I decided to limit my ARC request to only those books that make me eager to read them and not just to find what to read. This was the case with The Gracekeepers. Loved the summary and it was compared to The Night Circus and The Age of Miracles. Both books I love. I was searching for new contemporary magical realism books when I found this one. After a week or two I had it approved for a review. YAY! So here it is!

The Gracekeepers is one of those mystical and beautiful novels which transport you into another kind of world. The oceans have devoured the earth, leaving groups of islands around the world to fend for themselves. People divided in land and sea. Trees are sacred, wood is the new high currency and mammals as well as crops of any kind are in high demand and only available to a lucky few.

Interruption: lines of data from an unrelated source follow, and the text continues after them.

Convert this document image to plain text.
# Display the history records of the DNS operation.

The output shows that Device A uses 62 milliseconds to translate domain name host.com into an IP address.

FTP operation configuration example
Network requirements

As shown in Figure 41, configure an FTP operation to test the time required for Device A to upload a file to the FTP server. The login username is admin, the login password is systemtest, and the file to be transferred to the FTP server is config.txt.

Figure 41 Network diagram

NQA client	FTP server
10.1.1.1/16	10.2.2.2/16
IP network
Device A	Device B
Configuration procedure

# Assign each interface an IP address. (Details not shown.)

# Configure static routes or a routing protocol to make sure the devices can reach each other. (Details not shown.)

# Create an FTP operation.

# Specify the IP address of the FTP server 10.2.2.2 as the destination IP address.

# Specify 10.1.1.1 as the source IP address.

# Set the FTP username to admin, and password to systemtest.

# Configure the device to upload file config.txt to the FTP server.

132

Such as North's bear, one of the main characters.

Callanish, a land girl in charge of resting the dead, meets North, a sea girl with a bear. Is hard to write a review without going into spoilers. So let me just say this, it is worth it. The world is beautifully constructed and the characters are deep. There is no real bad or good guy. They are are survivors in a world that is hard to live in. And they all want one thing, love. In any possible, horrible, beautiful and surreal way.

At first I though it was just Callanish and North's voices. But then we started to read short chapters on other secondary characters, which made the story more interesting and added extra dept. You can compare it to the Night Circus's prose on wonderful things, but then with a touch of -Station Eleven's hope for a different future and adaptation- approach. It has a charm of it's own. It talks about love and family and home, and how we can build it, instead of waiting for someone to do it for us. And how we can adapt to an ever changing earth which is the only home we will ever have.

My final thought: if she is back at her graceyard, then wouldn't the messenger ever go back to her? I really felt he loved her truly. These kind of stories go on in your heart after you turn the last page.

"You're right, but you're wrong. We don't belong anywhere, because we belong everywhere."